Nader Loses Protest Over Free Legal Help to Kerry

     (CN) – Ralph Nader lacks standing to sue the lawyers he accuses of providing John Kerry’s campaign with free legal services to keep him off the 2004 ballot, the D.C. Circuit ruled.
     Nader had first gone to the Federal Election Commission with his protest that at least 95 lawyers and 53 law firms volunteered their legal services to keep him off the ballot in 18 states, and did not report the donation of their time to the commission.
     The FEC dismissed Nader’s complaint, finding no evidence of how the law firms allegedly coordinated with Kerry’s campaign to make the under-the-table contributions.
     A federal judge later sided with the commission when Nader sued, and the D.C. Circuit found last week that Nader cannot appeal because he lacks standing.
     “Nader alleges that he was ‘forced to compete’ in an ‘illegally structured campaign environment’ because his opponents were flouting election laws without suffering any consequences from the FEC,” Judge Thomas Griffith wrote for a three-judge panel. “But the cases in which we have recognized competitor standing in the electoral context highlight the problem with Nader’s argument: a favorable decision here will not redress the injuries he claims.”

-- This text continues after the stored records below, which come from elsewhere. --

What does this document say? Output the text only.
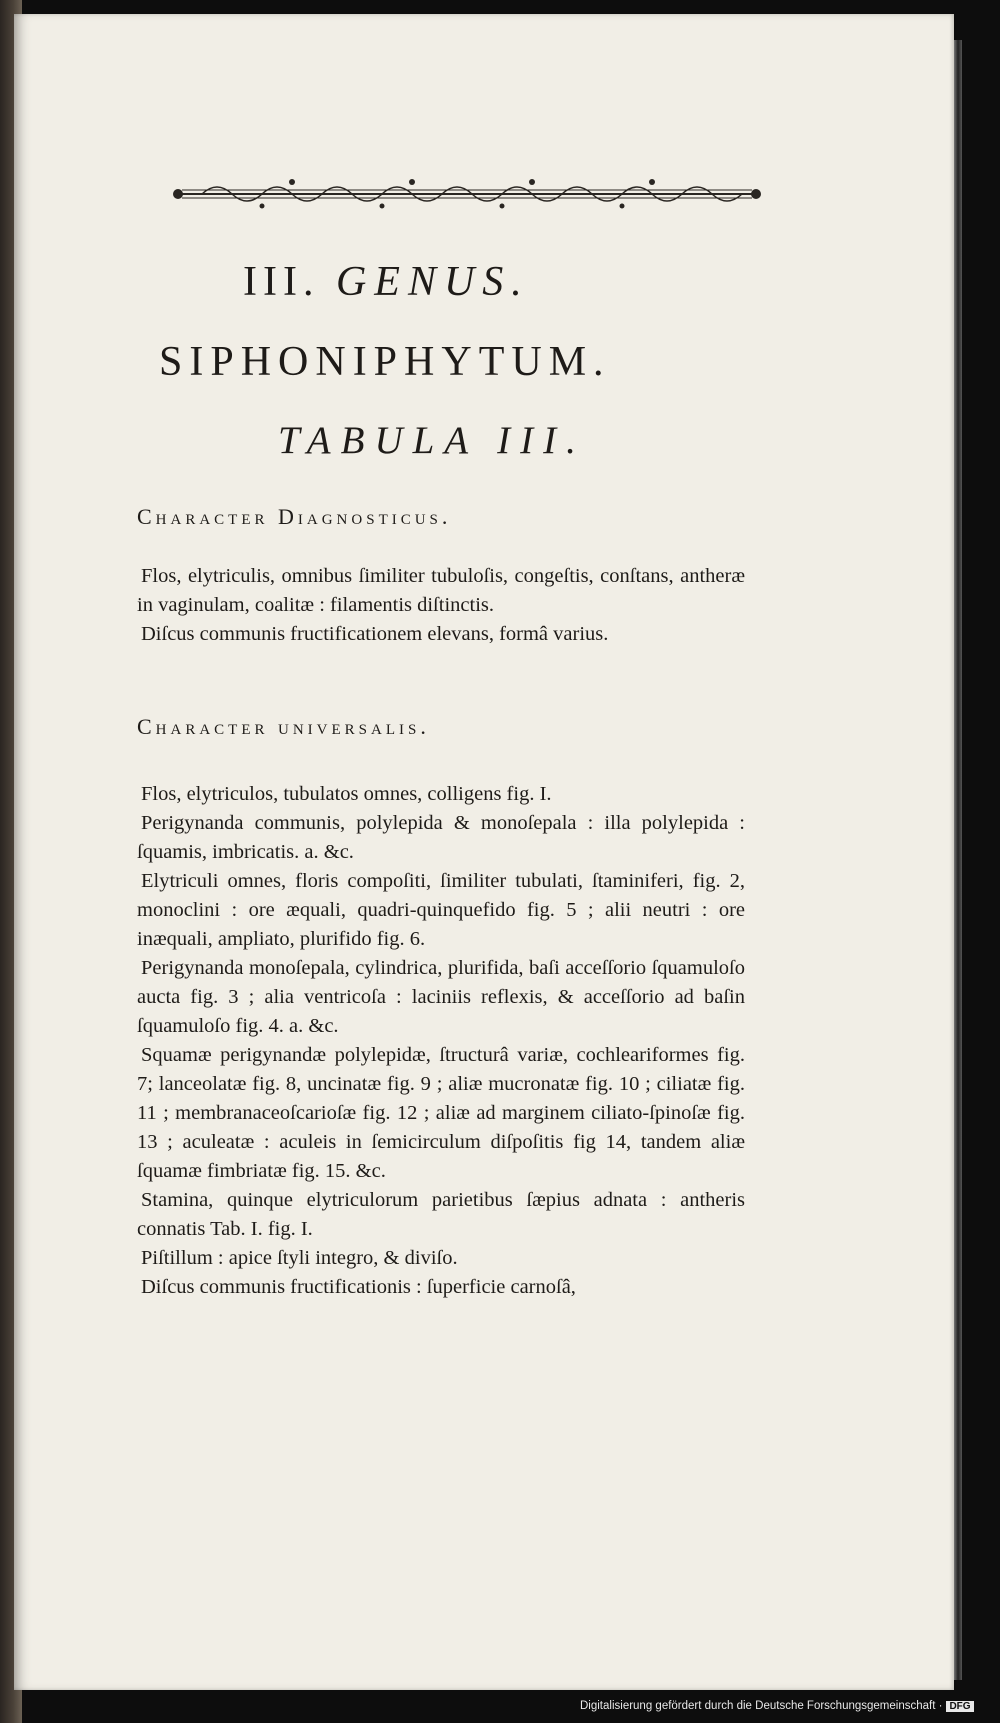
III. GENUS.
SIPHONIPHYTUM.
TABULA III.
Character Diagnosticus.

Flos, elytriculis, omnibus ſimiliter tubuloſis, congeſtis, conſtans, antheræ in vaginulam, coalitæ : filamentis diſtinctis.

Diſcus communis fructificationem elevans, formâ varius.

Character universalis.

Flos, elytriculos, tubulatos omnes, colligens fig. I.

Perigynanda communis, polylepida & monoſepala : illa polylepida : ſquamis, imbricatis. a. &c.

Elytriculi omnes, floris compoſiti, ſimiliter tubulati, ſtaminiferi, fig. 2, monoclini : ore æquali, quadri-quinquefido fig. 5 ; alii neutri : ore inæquali, ampliato, plurifido fig. 6.

Perigynanda monoſepala, cylindrica, plurifida, baſi acceſſorio ſquamuloſo aucta fig. 3 ; alia ventricoſa : laciniis reflexis, & acceſſorio ad baſin ſquamuloſo fig. 4. a. &c.

Squamæ perigynandæ polylepidæ, ſtructurâ variæ, cochleariformes fig. 7; lanceolatæ fig. 8, uncinatæ fig. 9 ; aliæ mucronatæ fig. 10 ; ciliatæ fig. 11 ; membranaceoſcarioſæ fig. 12 ; aliæ ad marginem ciliato-ſpinoſæ fig. 13 ; aculeatæ : aculeis in ſemicirculum diſpoſitis fig 14, tandem aliæ ſquamæ fimbriatæ fig. 15. &c.

Stamina, quinque elytriculorum parietibus ſæpius adnata : antheris connatis Tab. I. fig. I.

Piſtillum : apice ſtyli integro, & diviſo.

Diſcus communis fructificationis : ſuperficie carnoſâ,

Digitalisierung gefördert durch die Deutsche Forschungsgemeinschaft · DFG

     Notwithstanding Nader’s desire to “get the bad guys,” the court said it cannot provide any relief that would reverse the harms Nader claims to have suffered
     with the 2004 election long over.
     “Nader might have been able to establish standing as a competitor if he had shown that the FEC’s determination injured his ability to fight the next election,” the six-page opinion states. “But even though Nader has not ruled out another foray into electoral politics, his statements on the matter are too speculative to provide the basis for an injury to his competitive interests.”
     “Nader asserts an injury that is not sufficiently concrete to confer standing,” Griffith added.